Faults are common-place and inevitable in today's applications. Hence,
automated techniques are necessary to locate faults by analyzing failed
executions. For applications that are critical and for which down time is
highly detrimental, techniques for surviving software failures and letting
the execution continue are desired. These problems are more challenging
when applied to programs that are multithreaded and long-running. In this
talk, I will present techniques for fault location and avoidance in
programs which can be multi-threaded and long-running.
For locating faults in programs, dynamic slices have been shown to be very
effective in reducing the effort of debugging. While prior work has
primarily focused on single-threaded programs, in this talk I will how
dynamic slicing can be used for fault location in multithreaded programs.

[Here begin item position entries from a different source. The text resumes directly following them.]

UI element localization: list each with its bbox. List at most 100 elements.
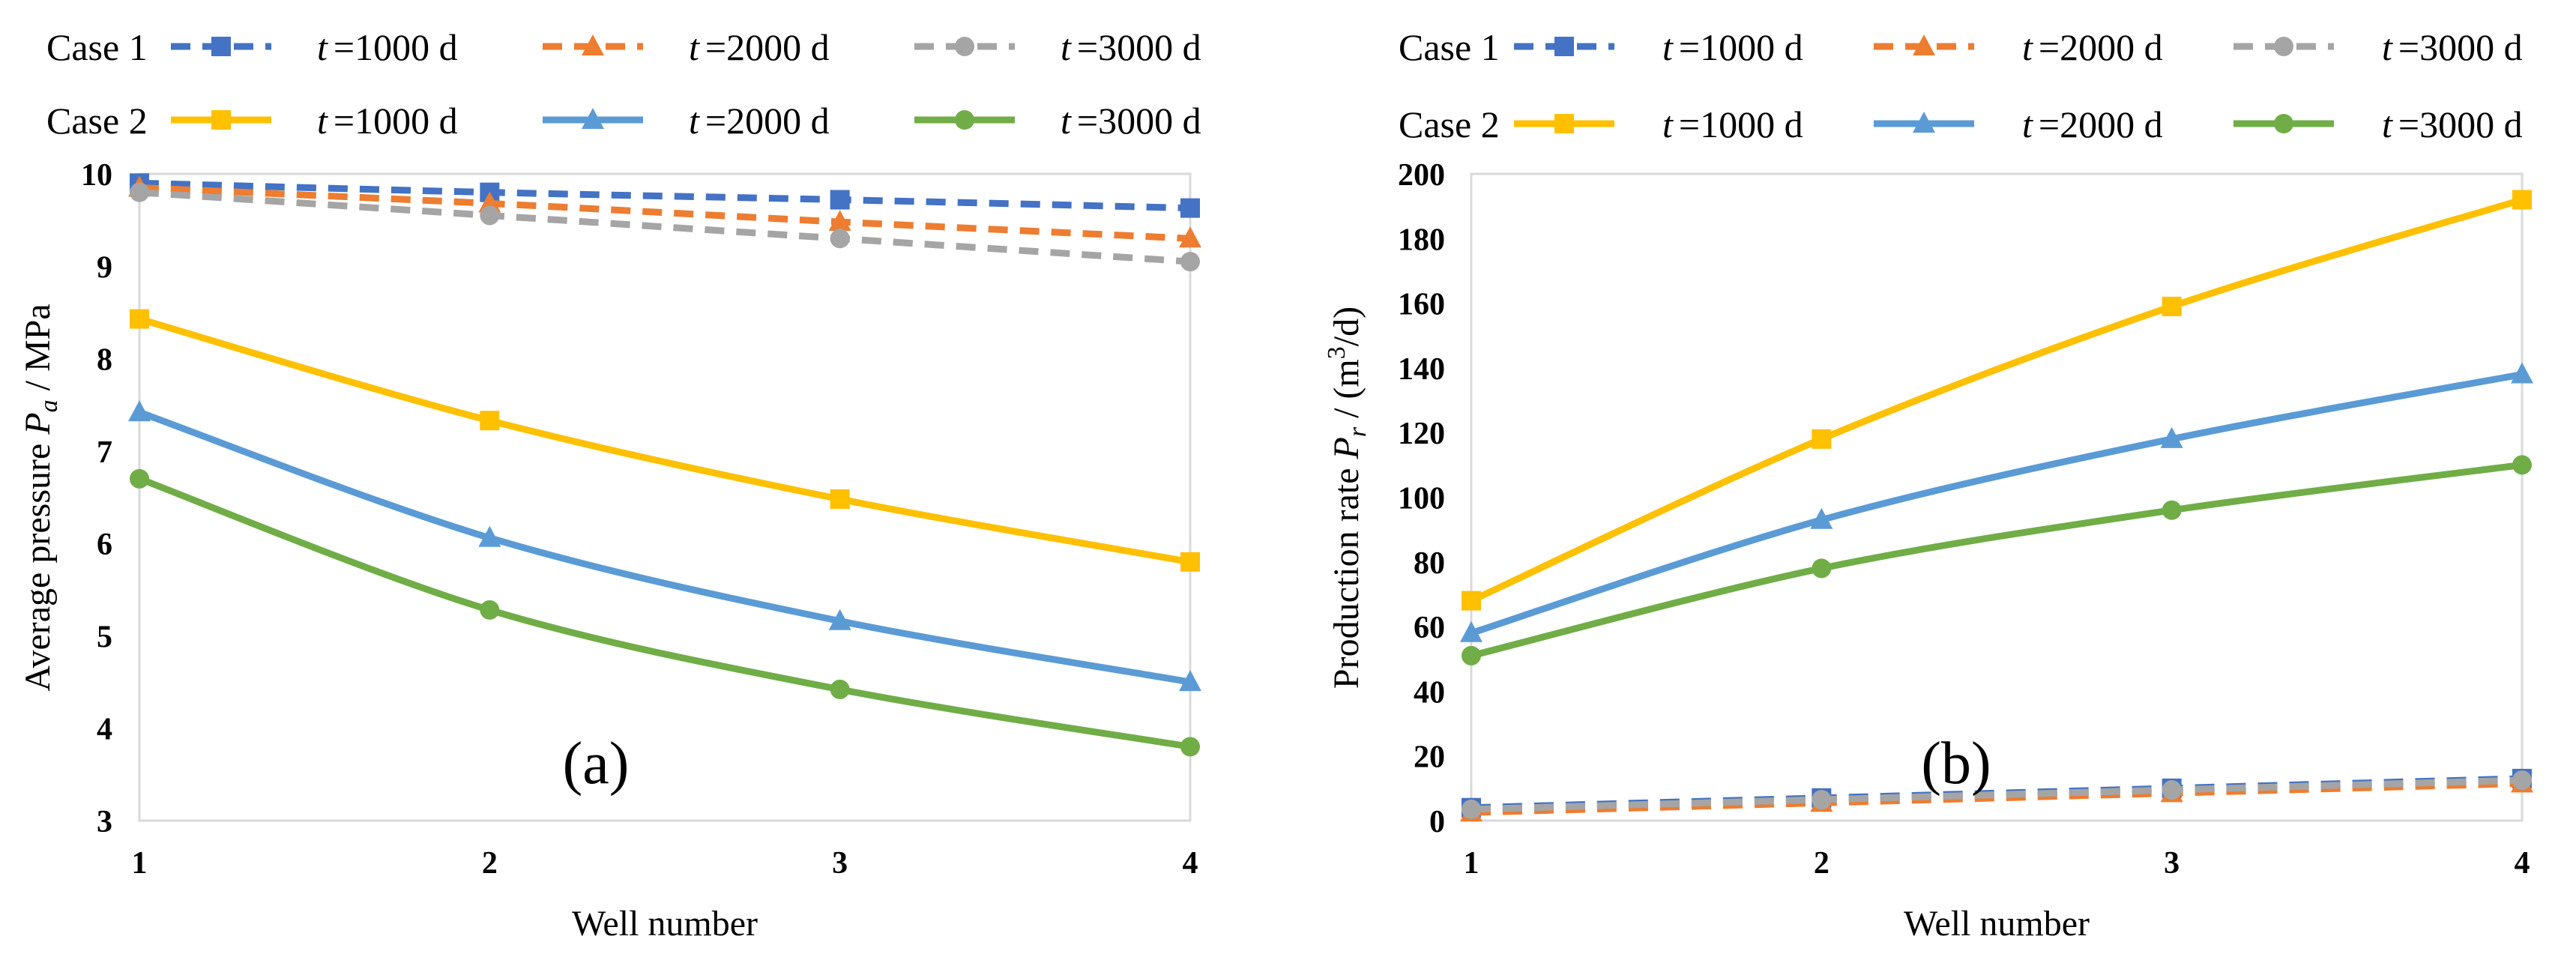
y-tick-label: 60 (1414, 611, 1445, 645)
y-tick-label: 140 (1398, 352, 1445, 387)
series-1-1 (1460, 771, 2533, 822)
legend-label: t =1000 d (317, 26, 458, 68)
series-2-2 (130, 468, 1200, 757)
y-tick-label: 9 (97, 250, 112, 285)
panel-label: (b) (1921, 731, 1991, 797)
legend-time-value: =3000 d (1077, 100, 1201, 142)
series-line (138, 408, 1191, 686)
data-point (2162, 780, 2182, 800)
legend-time-symbol: t (2022, 26, 2033, 68)
legend-time-symbol: t (1662, 26, 1674, 68)
y-tick-label: 200 (1398, 158, 1445, 193)
data-point (830, 489, 850, 509)
data-point (1812, 558, 1832, 579)
panel-label: (a) (563, 731, 630, 797)
y-tick-label: 5 (97, 620, 112, 654)
data-point (480, 205, 500, 226)
legend-time-value: =2000 d (705, 100, 830, 142)
legend-time-symbol: t (317, 100, 328, 142)
plot-area-border (1470, 172, 2524, 822)
legend-item: t =3000 d (2233, 103, 2523, 145)
legend-item: t =2000 d (1874, 103, 2163, 145)
legend-time-value: =1000 d (1679, 103, 1803, 145)
legend-label: t =1000 d (1662, 26, 1803, 68)
y-tick-label: 100 (1398, 482, 1445, 516)
series-1-2 (130, 182, 1200, 272)
series-line (139, 179, 1191, 212)
data-point (130, 468, 149, 489)
legend-case-label: Case 2 (1399, 103, 1500, 145)
legend-item: t =3000 d (2233, 26, 2523, 68)
series-line (138, 475, 1191, 750)
legend-item: t =1000 d (1514, 103, 1803, 145)
data-point (1180, 252, 1200, 272)
chart-panel-a: 1 2 3 4 3 4 5 6 7 8 9 10 Well number Average pressure… (18, 26, 1201, 944)
y-tick-label: 180 (1398, 223, 1445, 257)
data-point (1180, 198, 1200, 218)
series-2-0 (1462, 190, 2532, 611)
data-point (130, 182, 149, 202)
data-point (1462, 591, 1481, 611)
data-point (478, 191, 501, 213)
series-2-1 (128, 400, 1201, 692)
y-axis-units: / MPa (18, 304, 58, 399)
series-line (1470, 371, 2523, 637)
data-point (2512, 455, 2532, 475)
legend-case-label: Case 2 (46, 100, 148, 142)
x-tick-label: 3 (2164, 846, 2180, 881)
y-axis-superscript: 3 (1323, 346, 1351, 359)
y-axis-title-text: Average pressure (18, 435, 58, 692)
series-1-0 (130, 173, 1200, 218)
legend-time-symbol: t (1662, 103, 1674, 145)
data-point (480, 600, 500, 620)
legend-time-symbol: t (2022, 103, 2033, 145)
legend-time-symbol: t (689, 26, 700, 68)
legend-label: t =3000 d (2382, 103, 2523, 145)
legend-label: t =3000 d (1061, 100, 1201, 142)
data-point (1179, 226, 1201, 248)
data-point (1180, 737, 1200, 757)
legend-marker (2274, 37, 2293, 56)
legend-time-value: =2000 d (705, 26, 830, 68)
y-tick-label: 0 (1429, 805, 1445, 839)
data-point (1180, 552, 1200, 572)
legend-item: t =1000 d (1514, 26, 1803, 68)
legend-label: t =3000 d (2382, 26, 2523, 68)
data-point (2512, 190, 2532, 210)
legend-marker (582, 108, 604, 129)
legend-time-value: =1000 d (1679, 26, 1803, 68)
x-axis-title: Well number (1904, 904, 2090, 944)
data-point (2511, 362, 2533, 384)
data-point (128, 400, 151, 422)
legend-time-value: =2000 d (2039, 26, 2163, 68)
y-axis-title: Average pressure Pa / MPa (18, 304, 63, 691)
legend-time-symbol: t (2382, 103, 2393, 145)
legend-case-label: Case 1 (1399, 26, 1500, 68)
y-tick-label: 3 (97, 805, 112, 839)
legend-time-symbol: t (317, 26, 328, 68)
data-point (2512, 770, 2532, 791)
x-tick-label: 1 (132, 846, 148, 881)
legend-label: t =1000 d (1662, 103, 1803, 145)
data-point (480, 411, 500, 431)
legend-item: t =2000 d (1874, 26, 2163, 68)
y-tick-label: 80 (1414, 546, 1445, 581)
series-1-0 (1462, 768, 2532, 818)
legend-time-symbol: t (1061, 26, 1072, 68)
y-axis-subscript: a (35, 399, 63, 412)
data-point (828, 210, 851, 232)
data-point (1462, 645, 1481, 665)
y-tick-label: 8 (97, 343, 112, 378)
x-tick-label: 4 (1183, 846, 1198, 881)
legend-time-value: =1000 d (334, 100, 458, 142)
y-tick-label: 20 (1414, 740, 1445, 775)
data-point (1812, 789, 1832, 809)
legend-marker (582, 34, 604, 55)
legend-label: t =2000 d (689, 26, 830, 68)
x-tick-label: 4 (2515, 846, 2530, 881)
legend-marker (1913, 112, 1935, 133)
x-tick-label: 2 (1814, 846, 1830, 881)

I will show dynamic slices can be used to track down faults due to data
races in multithreaded programs by incorporating additional data
dependences that arise in the presence of many threads. I will discuss a compact trace representation that can be used to efficiently store
dependence traces which are necessary to construct the dynamic slice. I
will then describe a framework for tracing that achieves its scalability
via checkpointing/logging based collection of traces. The collected traces
only contain the dynamic information relevant to the fault and are hence
highly compact. We have successfully employed this framework in tracing
long-running multithreaded applications.
For fault avoidance, I will present a technique to recover applications
from a class of faults that are caused by the execution environment. The
technique survives a fault by rolling back the execution to an appropriate
program execution point and re-executing the code region under a modified
environment. The technique can also prevent the fault from occurring again
in the future by learning from the first occurrence. This technique has
been successfully used to avoid faults, in a variety of applications,
caused due to thread scheduling, heap overflow, and malformed user
requests.